Y. Vajslic opened the gathering. He emphasized Kachan's role in the spiritual life of the Jewish community in Australia, and the great impression that his public appearances make on the Jewish public. He came from our area and, thanks to his talents, emerged as a speaker and writer in our community. In detail, B. Ezrowicz told of his first meeting with Member Kachan.
S. Bursztejn spoke in the name of the family, and told of the spiritual road that Y. Kachan had walked, from the town in Poland to his public activities in our community. He wished him many more years of productive work for the benefit of society here.
H. Bachrach discussed the ideological education that Y. Kachan had received at the Bund, his longing for studies and knowledge, and his conceptual and public backbone. To our regret, in our community, the situation does not fully exploit his literary talents. In a larger Jewish community, he would become a rare intellectual force, for the good of Yiddish culture in general.
Y. Gilicz stressed Y. Kachan's contribution to Jewish education as a good school teacher, where his language of instruction was Yiddish. The echoes of his speeches and classes, which were well prepared, still resound.
Finally, P. Albert presented the guest-of-honor with a beautiful gift on behalf of all those gathered The History of Jewish Literature, in ten volumes, written by Y. Cinberg.
Very touched by the warm reception, Y. Kachan replied to the well-wishers with a spontaneous speech, full of inspiration. He pointed out the way he had gone, from the house of his father, the ritual slaughterer and
Torah scholar, through Jewish socialism and Yiddish secular culture, to the present where he was seeking to integrate the old way of life, which was disappearing, with modern life. When he stands before a community of Jews, he feels the same responsibility that our parents felt toward their nation and their faith. The sum of 80,000 liras was collected at this impressive evening for the Peretz and Shalom Aleichem Schools.
Yitzhak Kachan came from Ostrolenka in Poland, one of the hundreds of cities and towns where there lived and for the most part withered away many Jewish creative powers. Poor conditions and an oldfashioned way of life caused a great number of intelligent young men to be deprived of the chance to develop their abilities; they were swallowed up by a life of poverty and the struggle for existence.
Yitzhak Kachan was the exception to the rule. Despite the difficult conditions of life in the small town, he acquired a great deal of knowledge and education through self-education, drawing from the rich sources of Jewish culture. The Bund served as a good school for people who wanted to acquire knowledge. In its ranks, they had the opportunity to learn about the social factors motivating our lives, about the distorted world order and ways to correct it.
Still a youth, Member Kachan went to Warsaw to participate in the young Bundists' cultural conference Zukunft.
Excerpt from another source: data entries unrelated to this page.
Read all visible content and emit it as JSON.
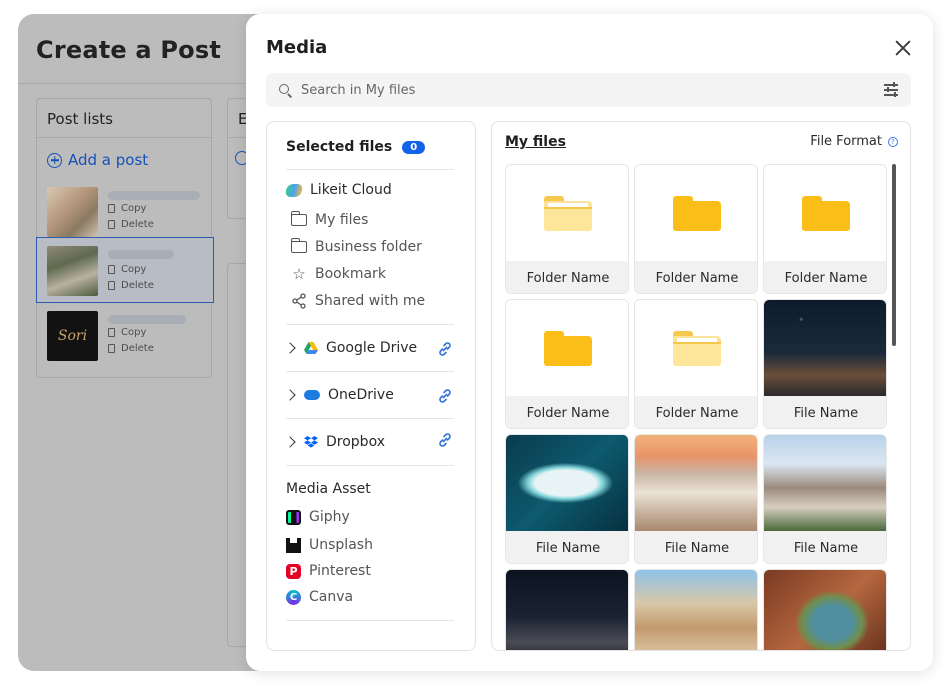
{
  "background": {
    "page_title": "Create a Post",
    "post_lists": {
      "title": "Post lists",
      "add_label": "Add a post",
      "posts": [
        {
          "copy_label": "Copy",
          "delete_label": "Delete"
        },
        {
          "copy_label": "Copy",
          "delete_label": "Delete"
        },
        {
          "copy_label": "Copy",
          "delete_label": "Delete",
          "thumb_text": "Sori"
        }
      ]
    },
    "second_column_title": "E"
  },
  "modal": {
    "title": "Media",
    "search": {
      "placeholder": "Search in My files",
      "icon": "search-icon",
      "filter_icon": "sliders-icon"
    },
    "left_panel": {
      "selected_files_label": "Selected files",
      "selected_count": "0",
      "likeit_cloud": {
        "label": "Likeit Cloud",
        "items": [
          {
            "label": "My files",
            "icon": "folder-icon"
          },
          {
            "label": "Business folder",
            "icon": "open-folder-icon"
          },
          {
            "label": "Bookmark",
            "icon": "star-icon"
          },
          {
            "label": "Shared with me",
            "icon": "share-icon"
          }
        ]
      },
      "providers": [
        {
          "label": "Google Drive",
          "icon": "google-drive-icon"
        },
        {
          "label": "OneDrive",
          "icon": "onedrive-icon"
        },
        {
          "label": "Dropbox",
          "icon": "dropbox-icon"
        }
      ],
      "media_asset": {
        "title": "Media Asset",
        "items": [
          {
            "label": "Giphy",
            "icon": "giphy-icon"
          },
          {
            "label": "Unsplash",
            "icon": "unsplash-icon"
          },
          {
            "label": "Pinterest",
            "icon": "pinterest-icon"
          },
          {
            "label": "Canva",
            "icon": "canva-icon"
          }
        ]
      }
    },
    "right_panel": {
      "breadcrumb": "My files",
      "file_format_label": "File Format",
      "tiles": [
        {
          "caption": "Folder Name",
          "kind": "folder-open"
        },
        {
          "caption": "Folder Name",
          "kind": "folder"
        },
        {
          "caption": "Folder Name",
          "kind": "folder"
        },
        {
          "caption": "Folder Name",
          "kind": "folder"
        },
        {
          "caption": "Folder Name",
          "kind": "folder-open"
        },
        {
          "caption": "File Name",
          "kind": "image"
        },
        {
          "caption": "File Name",
          "kind": "image"
        },
        {
          "caption": "File Name",
          "kind": "image"
        },
        {
          "caption": "File Name",
          "kind": "image"
        },
        {
          "caption": "",
          "kind": "image"
        },
        {
          "caption": "",
          "kind": "image"
        },
        {
          "caption": "",
          "kind": "image"
        }
      ]
    }
  },
  "colors": {
    "accent": "#1462e8",
    "folder_yellow": "#fbbd17",
    "overlay_gray": "#bcbcbc"
  }
}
There, he already expressed his talents as a speaker and writer. The height of their flowering, however, was reached in Melbourne, Australia.
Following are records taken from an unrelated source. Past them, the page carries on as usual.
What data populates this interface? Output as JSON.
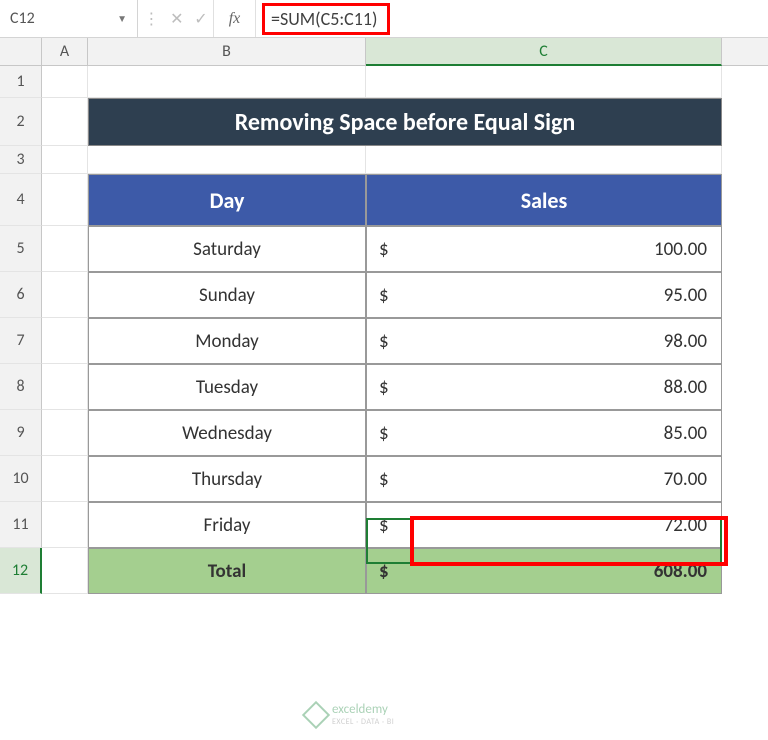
{
  "name_box": "C12",
  "fx_label": "fx",
  "formula": "=SUM(C5:C11)",
  "columns": [
    "A",
    "B",
    "C"
  ],
  "rows": [
    "1",
    "2",
    "3",
    "4",
    "5",
    "6",
    "7",
    "8",
    "9",
    "10",
    "11",
    "12"
  ],
  "title": "Removing Space before Equal Sign",
  "headers": {
    "day": "Day",
    "sales": "Sales"
  },
  "currency": "$",
  "data": [
    {
      "day": "Saturday",
      "sales": "100.00"
    },
    {
      "day": "Sunday",
      "sales": "95.00"
    },
    {
      "day": "Monday",
      "sales": "98.00"
    },
    {
      "day": "Tuesday",
      "sales": "88.00"
    },
    {
      "day": "Wednesday",
      "sales": "85.00"
    },
    {
      "day": "Thursday",
      "sales": "70.00"
    },
    {
      "day": "Friday",
      "sales": "72.00"
    }
  ],
  "total": {
    "label": "Total",
    "sales": "608.00"
  },
  "watermark": {
    "name": "exceldemy",
    "sub": "EXCEL · DATA · BI"
  }
}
As soon as he arrived, he began to publish articles in local Yiddish newspapers, and won the recognition and esteem of his readers in the city. Shy in nature, he signed his articles using a pen name and masqueraded, so that, for a long time, even his close friends did not know who was hiding behind the blessed pen.
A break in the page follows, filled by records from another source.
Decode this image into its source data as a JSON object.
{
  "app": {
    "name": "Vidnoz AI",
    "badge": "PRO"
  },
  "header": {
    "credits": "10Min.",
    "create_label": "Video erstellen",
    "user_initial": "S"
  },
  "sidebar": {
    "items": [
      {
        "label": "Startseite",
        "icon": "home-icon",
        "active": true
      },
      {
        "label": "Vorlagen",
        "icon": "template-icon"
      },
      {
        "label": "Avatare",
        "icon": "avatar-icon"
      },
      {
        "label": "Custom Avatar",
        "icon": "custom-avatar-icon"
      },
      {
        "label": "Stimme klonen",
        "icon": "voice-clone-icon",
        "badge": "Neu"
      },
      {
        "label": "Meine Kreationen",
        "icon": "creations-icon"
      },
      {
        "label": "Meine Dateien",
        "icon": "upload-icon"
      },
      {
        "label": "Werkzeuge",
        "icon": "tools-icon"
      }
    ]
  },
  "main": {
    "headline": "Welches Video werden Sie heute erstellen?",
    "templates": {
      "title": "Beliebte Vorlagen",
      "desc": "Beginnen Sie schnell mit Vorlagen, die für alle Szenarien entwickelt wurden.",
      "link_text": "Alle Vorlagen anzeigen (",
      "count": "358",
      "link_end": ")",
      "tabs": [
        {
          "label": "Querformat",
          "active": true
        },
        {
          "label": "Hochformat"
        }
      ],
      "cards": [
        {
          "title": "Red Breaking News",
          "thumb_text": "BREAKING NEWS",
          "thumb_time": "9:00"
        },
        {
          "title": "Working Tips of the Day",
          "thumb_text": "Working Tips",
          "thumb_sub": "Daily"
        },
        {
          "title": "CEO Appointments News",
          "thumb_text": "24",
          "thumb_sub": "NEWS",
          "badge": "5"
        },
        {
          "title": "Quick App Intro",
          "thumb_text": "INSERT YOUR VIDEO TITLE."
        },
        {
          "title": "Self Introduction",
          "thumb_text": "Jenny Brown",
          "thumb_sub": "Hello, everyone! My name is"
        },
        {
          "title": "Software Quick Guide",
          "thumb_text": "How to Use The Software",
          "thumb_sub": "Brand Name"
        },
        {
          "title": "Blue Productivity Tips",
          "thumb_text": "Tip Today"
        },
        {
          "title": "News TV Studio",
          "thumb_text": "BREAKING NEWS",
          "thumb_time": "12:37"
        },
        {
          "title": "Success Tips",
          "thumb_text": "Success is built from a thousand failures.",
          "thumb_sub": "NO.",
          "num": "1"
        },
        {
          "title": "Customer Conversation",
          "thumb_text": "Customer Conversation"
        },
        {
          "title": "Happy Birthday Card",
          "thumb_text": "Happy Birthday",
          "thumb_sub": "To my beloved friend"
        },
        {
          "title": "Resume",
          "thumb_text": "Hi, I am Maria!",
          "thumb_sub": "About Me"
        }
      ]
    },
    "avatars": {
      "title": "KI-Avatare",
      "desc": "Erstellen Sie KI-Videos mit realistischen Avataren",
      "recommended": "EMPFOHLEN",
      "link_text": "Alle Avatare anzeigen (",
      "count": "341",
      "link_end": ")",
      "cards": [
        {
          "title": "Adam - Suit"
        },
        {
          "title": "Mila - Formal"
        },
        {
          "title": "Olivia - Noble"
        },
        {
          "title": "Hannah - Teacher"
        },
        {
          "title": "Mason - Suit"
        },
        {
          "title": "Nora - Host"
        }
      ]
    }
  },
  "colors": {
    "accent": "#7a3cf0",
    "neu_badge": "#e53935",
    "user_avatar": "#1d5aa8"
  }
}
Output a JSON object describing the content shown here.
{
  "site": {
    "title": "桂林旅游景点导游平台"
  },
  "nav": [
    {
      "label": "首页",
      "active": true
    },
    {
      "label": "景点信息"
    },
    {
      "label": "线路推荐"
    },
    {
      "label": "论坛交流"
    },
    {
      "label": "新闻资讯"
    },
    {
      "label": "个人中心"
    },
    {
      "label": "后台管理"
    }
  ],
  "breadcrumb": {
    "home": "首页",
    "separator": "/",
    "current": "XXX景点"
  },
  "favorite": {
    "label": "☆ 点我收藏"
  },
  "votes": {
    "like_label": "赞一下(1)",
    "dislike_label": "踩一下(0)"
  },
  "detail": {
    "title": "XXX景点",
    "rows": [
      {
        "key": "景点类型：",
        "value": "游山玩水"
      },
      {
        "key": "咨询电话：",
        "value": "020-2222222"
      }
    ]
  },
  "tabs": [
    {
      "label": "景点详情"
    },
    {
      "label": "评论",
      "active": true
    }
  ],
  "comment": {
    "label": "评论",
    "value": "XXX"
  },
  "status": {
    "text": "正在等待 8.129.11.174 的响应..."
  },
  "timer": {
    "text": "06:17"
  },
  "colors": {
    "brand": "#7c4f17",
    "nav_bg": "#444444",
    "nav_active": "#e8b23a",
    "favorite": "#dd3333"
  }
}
Later, as a member of the editorial staff of the Unser Gedank newspaper, Member Kachan had a full, open chance to prove that his talents were not limited to the realm of literature alone. He also touched on political subjects and with great success.
Yitzhak Kachan, the speaker, is a separate chapter. Not only friends and acquaintances, but political rivals do not hide their wonder at his appearances at assemblies marking Holocaust Remembrance Day, and at literary evenings. His deep knowledge of Judaic subjects, inherited from his father, the ritual slaughterer from Ostrolenka, added special Jewish charm to his lectures. He relates seriously to every speech he is invited to make and plans it like sacred work.
We are proud of our friend, Yitzhak Kachan, who grew up in our midst. Here he designed his spiritual world, which he can now pass on to others. For all this, we must state that, to a certain extent, the spiritual poverty of our community narrowed his opportunities. In a larger Jewish community, he would be able to completely utilize his deep knowledge in the field of Judaism a most rare thing in our times. For that reason, his articles in Unser Gedank awoke a wide echo in the Jewish world outside Australia, and they often asked us: Who is this Kachan?